Towards this backdrop, the share worth appreciation is logical. But it would shock some to know that the price-to-earnings (P/E) ratio stands at 8.08. I take advantage of the benchmark determine of 10 when making an attempt to assign a good worth to a inventory. Due to this fact, I’d say that utilizing this metric, the corporate is undervalued. Over the approaching yr, this might imply additional share worth beneficial properties, to maneuver the P/E ratio again in direction of the FTSE 100 common.
Why the long run appears vivid
Earlier this summer time, the enterprise positioned orders for 71 widebody plane from Boeing and Airbus. These deliveries are scheduled between 2028 and 2033, so there’s no speedy motion required. But the forward-looking order is a transparent indication to me that the administration crew is assured of future demand. It needs to get forward of the curve by ordering now to have the ability to serve clients for many years to return.
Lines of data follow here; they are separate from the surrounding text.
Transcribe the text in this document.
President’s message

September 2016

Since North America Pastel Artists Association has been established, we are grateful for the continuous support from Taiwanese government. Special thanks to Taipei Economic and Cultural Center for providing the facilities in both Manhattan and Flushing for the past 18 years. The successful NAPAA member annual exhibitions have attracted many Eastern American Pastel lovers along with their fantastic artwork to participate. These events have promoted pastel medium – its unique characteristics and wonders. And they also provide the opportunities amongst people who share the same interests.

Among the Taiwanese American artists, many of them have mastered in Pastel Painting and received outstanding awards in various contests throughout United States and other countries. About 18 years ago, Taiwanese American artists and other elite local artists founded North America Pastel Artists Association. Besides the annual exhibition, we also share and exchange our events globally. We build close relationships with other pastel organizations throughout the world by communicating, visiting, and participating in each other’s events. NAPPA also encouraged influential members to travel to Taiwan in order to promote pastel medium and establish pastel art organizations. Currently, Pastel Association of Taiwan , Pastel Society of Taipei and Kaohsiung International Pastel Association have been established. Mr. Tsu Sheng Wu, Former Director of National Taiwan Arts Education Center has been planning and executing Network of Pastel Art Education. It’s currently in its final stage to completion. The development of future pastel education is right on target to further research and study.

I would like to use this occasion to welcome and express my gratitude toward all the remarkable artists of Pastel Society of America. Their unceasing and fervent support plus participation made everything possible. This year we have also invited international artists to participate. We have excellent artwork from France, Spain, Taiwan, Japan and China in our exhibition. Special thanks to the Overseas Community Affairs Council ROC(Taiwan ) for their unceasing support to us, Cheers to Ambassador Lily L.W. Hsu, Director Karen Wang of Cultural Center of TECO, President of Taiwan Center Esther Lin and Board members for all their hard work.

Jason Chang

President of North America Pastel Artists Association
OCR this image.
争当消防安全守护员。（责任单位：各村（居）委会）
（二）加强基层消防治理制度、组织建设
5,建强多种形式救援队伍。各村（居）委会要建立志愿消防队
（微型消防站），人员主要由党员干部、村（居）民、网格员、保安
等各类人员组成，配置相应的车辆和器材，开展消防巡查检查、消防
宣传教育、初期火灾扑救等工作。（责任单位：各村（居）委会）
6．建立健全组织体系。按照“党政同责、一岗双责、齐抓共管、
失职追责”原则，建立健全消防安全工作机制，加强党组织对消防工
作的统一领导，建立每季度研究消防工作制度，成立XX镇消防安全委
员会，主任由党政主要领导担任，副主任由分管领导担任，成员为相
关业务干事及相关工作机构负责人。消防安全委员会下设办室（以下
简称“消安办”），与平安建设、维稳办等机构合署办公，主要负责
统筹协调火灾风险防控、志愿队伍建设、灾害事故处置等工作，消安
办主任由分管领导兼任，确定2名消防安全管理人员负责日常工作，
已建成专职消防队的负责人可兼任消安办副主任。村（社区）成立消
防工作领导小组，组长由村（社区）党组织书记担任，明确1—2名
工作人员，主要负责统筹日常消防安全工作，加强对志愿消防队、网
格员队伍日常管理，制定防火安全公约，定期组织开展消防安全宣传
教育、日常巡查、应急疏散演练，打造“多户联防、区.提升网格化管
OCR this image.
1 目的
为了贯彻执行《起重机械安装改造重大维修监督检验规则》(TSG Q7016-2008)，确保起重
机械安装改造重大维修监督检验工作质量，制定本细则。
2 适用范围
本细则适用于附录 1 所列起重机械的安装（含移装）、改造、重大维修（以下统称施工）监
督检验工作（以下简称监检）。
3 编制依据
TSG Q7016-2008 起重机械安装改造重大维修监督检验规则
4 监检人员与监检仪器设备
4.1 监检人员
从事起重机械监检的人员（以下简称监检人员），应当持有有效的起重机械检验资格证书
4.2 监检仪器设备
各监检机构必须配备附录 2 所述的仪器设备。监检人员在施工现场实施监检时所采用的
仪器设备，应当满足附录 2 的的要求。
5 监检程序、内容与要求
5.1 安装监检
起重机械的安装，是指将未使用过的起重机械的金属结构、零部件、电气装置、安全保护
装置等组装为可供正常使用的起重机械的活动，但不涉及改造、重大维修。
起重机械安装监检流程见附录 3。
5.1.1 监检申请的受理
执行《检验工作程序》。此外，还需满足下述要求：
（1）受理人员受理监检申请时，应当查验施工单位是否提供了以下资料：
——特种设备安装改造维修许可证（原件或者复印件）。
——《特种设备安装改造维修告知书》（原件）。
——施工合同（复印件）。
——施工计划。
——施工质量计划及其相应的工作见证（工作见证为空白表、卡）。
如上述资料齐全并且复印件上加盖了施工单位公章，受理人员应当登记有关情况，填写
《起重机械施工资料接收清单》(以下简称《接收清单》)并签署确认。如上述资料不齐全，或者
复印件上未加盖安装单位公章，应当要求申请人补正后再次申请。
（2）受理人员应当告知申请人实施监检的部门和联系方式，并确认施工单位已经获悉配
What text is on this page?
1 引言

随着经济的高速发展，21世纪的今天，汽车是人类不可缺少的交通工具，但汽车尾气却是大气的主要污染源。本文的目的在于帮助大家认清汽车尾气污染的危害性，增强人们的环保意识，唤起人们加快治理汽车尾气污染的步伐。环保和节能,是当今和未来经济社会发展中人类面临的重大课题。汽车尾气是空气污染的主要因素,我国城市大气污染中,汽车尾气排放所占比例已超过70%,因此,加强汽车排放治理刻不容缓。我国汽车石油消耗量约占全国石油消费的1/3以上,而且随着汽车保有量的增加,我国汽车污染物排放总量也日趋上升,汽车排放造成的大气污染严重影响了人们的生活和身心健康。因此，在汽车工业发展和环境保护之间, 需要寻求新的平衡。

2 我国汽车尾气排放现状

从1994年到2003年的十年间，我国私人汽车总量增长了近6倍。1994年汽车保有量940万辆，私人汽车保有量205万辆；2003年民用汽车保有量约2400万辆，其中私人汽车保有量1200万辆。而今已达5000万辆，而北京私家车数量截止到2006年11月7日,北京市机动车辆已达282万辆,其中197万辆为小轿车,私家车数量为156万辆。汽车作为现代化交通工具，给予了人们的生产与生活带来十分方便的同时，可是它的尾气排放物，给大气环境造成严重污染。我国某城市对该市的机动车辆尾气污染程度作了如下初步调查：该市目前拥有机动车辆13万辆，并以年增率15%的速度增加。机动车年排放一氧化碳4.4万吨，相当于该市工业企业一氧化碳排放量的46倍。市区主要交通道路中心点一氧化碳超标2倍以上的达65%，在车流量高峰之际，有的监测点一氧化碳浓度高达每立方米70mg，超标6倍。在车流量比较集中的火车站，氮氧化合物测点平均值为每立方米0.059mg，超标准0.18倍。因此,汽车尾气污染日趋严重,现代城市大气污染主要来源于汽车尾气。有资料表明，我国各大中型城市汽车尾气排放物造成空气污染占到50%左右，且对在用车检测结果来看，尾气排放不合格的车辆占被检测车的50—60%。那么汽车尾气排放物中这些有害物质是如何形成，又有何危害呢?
One other issue that impressed me was the rise in premium cabin demand thus far this yr. The corporate makes more cash from promoting these costlier seats. Lately, this hasn’t been an enormous space of focus, as getting load capability again to regular ranges was a precedence. But now that has been resolved, the push for higher-margin seats could possibly be an effective way to additional improve income within the coming yr.
After all, there are dangers. The airline sector is notoriously aggressive. It’s exhausting to actually differentiate a service, so worth is a key a part of buyer focus, with many operators speeding to seize market share. The enterprise can be uncovered to financial slowdowns, which trigger folks to chop again on discretionary spending on journey.
Even with this ongoing concern, I feel IAG is in a robust place. But primarily based on the valuation, I consider it could actually rally additional within the coming yr. That’s why I really feel it’s a inventory for traders to think about now.